第3話 カイトと電話
『アリスが記憶喪失に?』
「はい。そうなんです」
電話の相手はアリスの親父さんだ。
「それで、これからアルテンシラに戻ろうと思いまして・・・」
『ああ、賢明な判断だ。学校の方には私から事情を説明しよう』
親父さんが俺の意見に同意した。
「・・・」
俺が少し言葉に詰まる。
『どうやら、まだ何かあるようだね。話してごらん』
親父さんが優しく言った。
「その・・・アリスの記憶が一瞬だけ戻りまして・・・」
『帰りたくないって言ったのかい?』
・・・!
『図星か。
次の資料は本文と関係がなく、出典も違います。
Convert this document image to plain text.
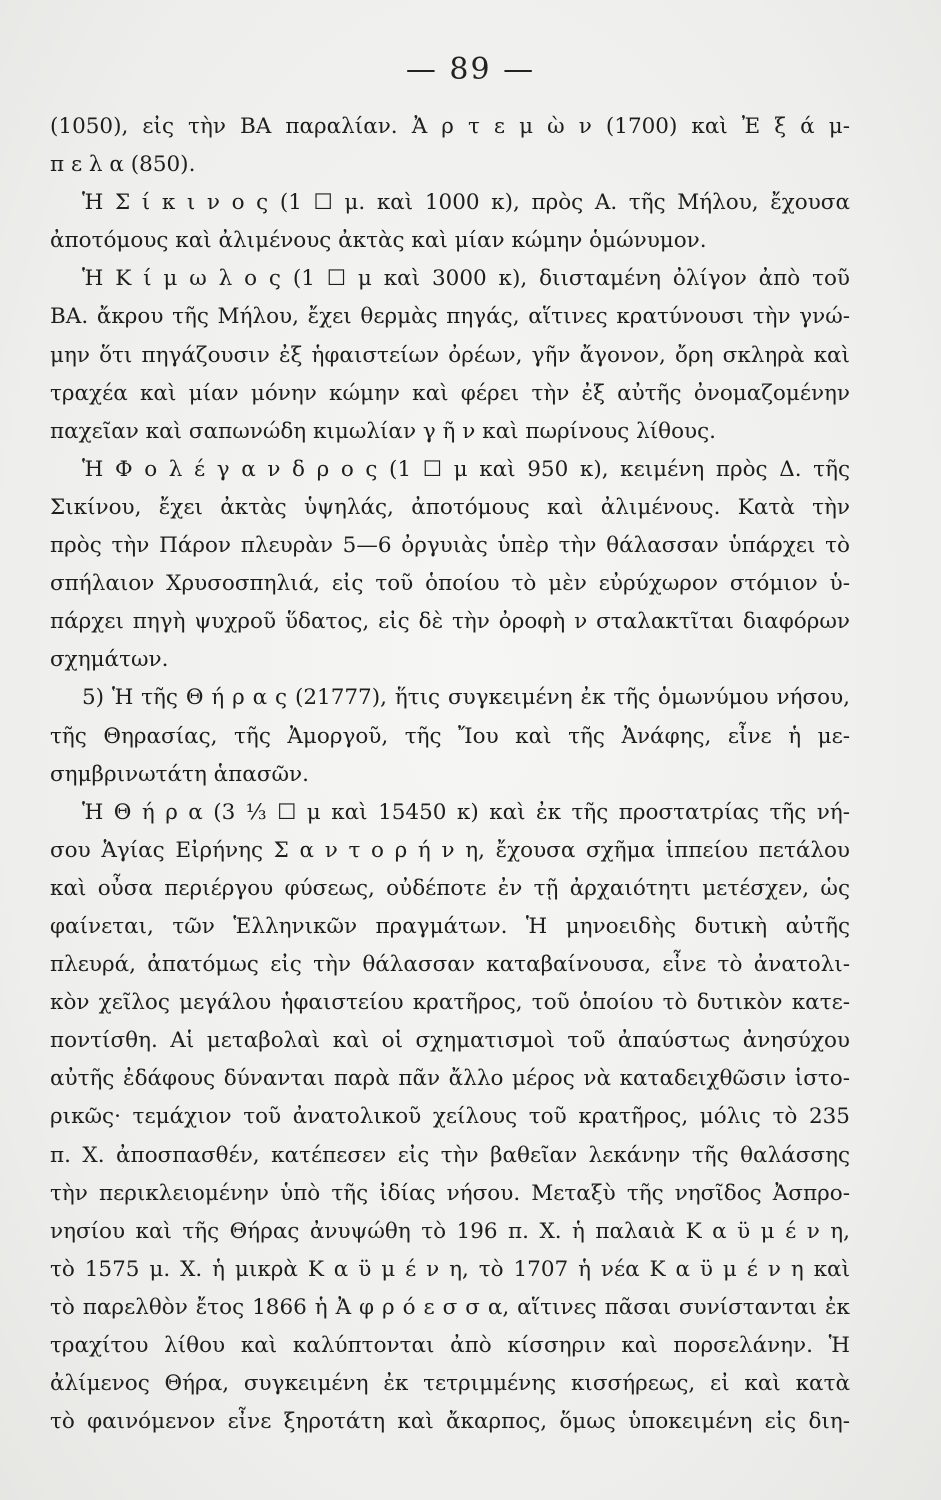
— 89 —
(1050), εἰς τὴν ΒΑ παραλίαν. Ἀ ρ τ ε μ ὼ ν (1700) καὶ Ἐ ξ ά μ-
π ε λ α (850).
Ἡ Σ ί κ ι ν ο ς (1 ☐ μ. καὶ 1000 κ), πρὸς Α. τῆς Μήλου, ἔχουσα
ἀποτόμους καὶ ἀλιμένους ἀκτὰς καὶ μίαν κώμην ὁμώνυμον.
Ἡ Κ ί μ ω λ ο ς (1 ☐ μ καὶ 3000 κ), διισταμένη ὀλίγον ἀπὸ τοῦ
ΒΑ. ἄκρου τῆς Μήλου, ἔχει θερμὰς πηγάς, αἵτινες κρατύνουσι τὴν γνώ-
μην ὅτι πηγάζουσιν ἐξ ἡφαιστείων ὀρέων, γῆν ἄγονον, ὄρη σκληρὰ καὶ
τραχέα καὶ μίαν μόνην κώμην καὶ φέρει τὴν ἐξ αὐτῆς ὀνομαζομένην
παχεῖαν καὶ σαπωνώδη κιμωλίαν γ ῆ ν καὶ πωρίνους λίθους.
Ἡ Φ ο λ έ γ α ν δ ρ ο ς (1 ☐ μ καὶ 950 κ), κειμένη πρὸς Δ. τῆς
Σικίνου, ἔχει ἀκτὰς ὑψηλάς, ἀποτόμους καὶ ἀλιμένους. Κατὰ τὴν
πρὸς τὴν Πάρον πλευρὰν 5—6 ὀργυιὰς ὑπὲρ τὴν θάλασσαν ὑπάρχει τὸ
σπήλαιον Χρυσοσπηλιά, εἰς τοῦ ὁποίου τὸ μὲν εὐρύχωρον στόμιον ὑ-
πάρχει πηγὴ ψυχροῦ ὕδατος, εἰς δὲ τὴν ὀροφὴ ν σταλακτῖται διαφόρων
σχημάτων.
5) Ἡ τῆς Θ ή ρ α ς (21777), ἥτις συγκειμένη ἐκ τῆς ὁμωνύμου νήσου,
τῆς Θηρασίας, τῆς Ἀμοργοῦ, τῆς Ἴου καὶ τῆς Ἀνάφης, εἶνε ἡ με-
σημβρινωτάτη ἁπασῶν.
Ἡ Θ ή ρ α (3 ⅓ ☐ μ καὶ 15450 κ) καὶ ἐκ τῆς προστατρίας τῆς νή-
σου Ἁγίας Εἰρήνης Σ α ν τ ο ρ ή ν η, ἔχουσα σχῆμα ἱππείου πετάλου
καὶ οὖσα περιέργου φύσεως, οὐδέποτε ἐν τῇ ἀρχαιότητι μετέσχεν, ὡς
φαίνεται, τῶν Ἑλληνικῶν πραγμάτων. Ἡ μηνοειδὴς δυτικὴ αὐτῆς
πλευρά, ἀπατόμως εἰς τὴν θάλασσαν καταβαίνουσα, εἶνε τὸ ἀνατολι-
κὸν χεῖλος μεγάλου ἡφαιστείου κρατῆρος, τοῦ ὁποίου τὸ δυτικὸν κατε-
ποντίσθη. Αἱ μεταβολαὶ καὶ οἱ σχηματισμοὶ τοῦ ἀπαύστως ἀνησύχου
αὐτῆς ἐδάφους δύνανται παρὰ πᾶν ἄλλο μέρος νὰ καταδειχθῶσιν ἱστο-
ρικῶς· τεμάχιον τοῦ ἀνατολικοῦ χείλους τοῦ κρατῆρος, μόλις τὸ 235
π. Χ. ἀποσπασθέν, κατέπεσεν εἰς τὴν βαθεῖαν λεκάνην τῆς θαλάσσης
τὴν περικλειομένην ὑπὸ τῆς ἰδίας νήσου. Μεταξὺ τῆς νησῖδος Ἀσπρο-
νησίου καὶ τῆς Θήρας ἀνυψώθη τὸ 196 π. Χ. ἡ παλαιὰ Κ α ϋ μ έ ν η,
τὸ 1575 μ. Χ. ἡ μικρὰ Κ α ϋ μ έ ν η, τὸ 1707 ἡ νέα Κ α ϋ μ έ ν η καὶ
τὸ παρελθὸν ἔτος 1866 ἡ Ἀ φ ρ ό ε σ σ α, αἵτινες πᾶσαι συνίστανται ἐκ
τραχίτου λίθου καὶ καλύπτονται ἀπὸ κίσσηριν καὶ πορσελάνην. Ἡ
ἀλίμενος Θήρα, συγκειμένη ἐκ τετριμμένης κισσήρεως, εἰ καὶ κατὰ
τὸ φαινόμενον εἶνε ξηροτάτη καὶ ἄκαρπος, ὅμως ὑποκειμένη εἰς διη-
なら、さっきの話は忘れてくれ』
親父さんが言う。
『君たちも心配だろうが・・・できれば、アリスの意思を尊重してあげて欲しい』
「分かりました。その・・・こちらに様子を見に来ますか?」
俺が聞いた。
『・・・アリスは私に来て欲しいと?』
「いえ、それは・・・」
俺が口ごもる。
『すまない。気を遣わせて。君たちがそばにいてあげてくれ』
ガチャッ。
電話が切れた。
「アリスのパパさんはなんだって?」
レイが聞いてきた。
「アリスの意思を尊重する。そばにいてあげてくれって」
俺が答えた。
「うーん。僕の言葉を真に受けすぎなんだよね・・・あの人」
レイが困った顔をする。
「まあ、ちょっと極端ではあるよな」
いい人なんだけど。
距離感を掴むのが下手なんだよなー。
アリスの親父さん。
「アリスさんはお父さんと仲が悪いの?」
記憶喪失のアリスが聞いてきた。
「いや、仲は良いよ?」
レイが言った。
「ただ、この前の一件があって・・・」
レイがアリスとその親父さんの話を始めた。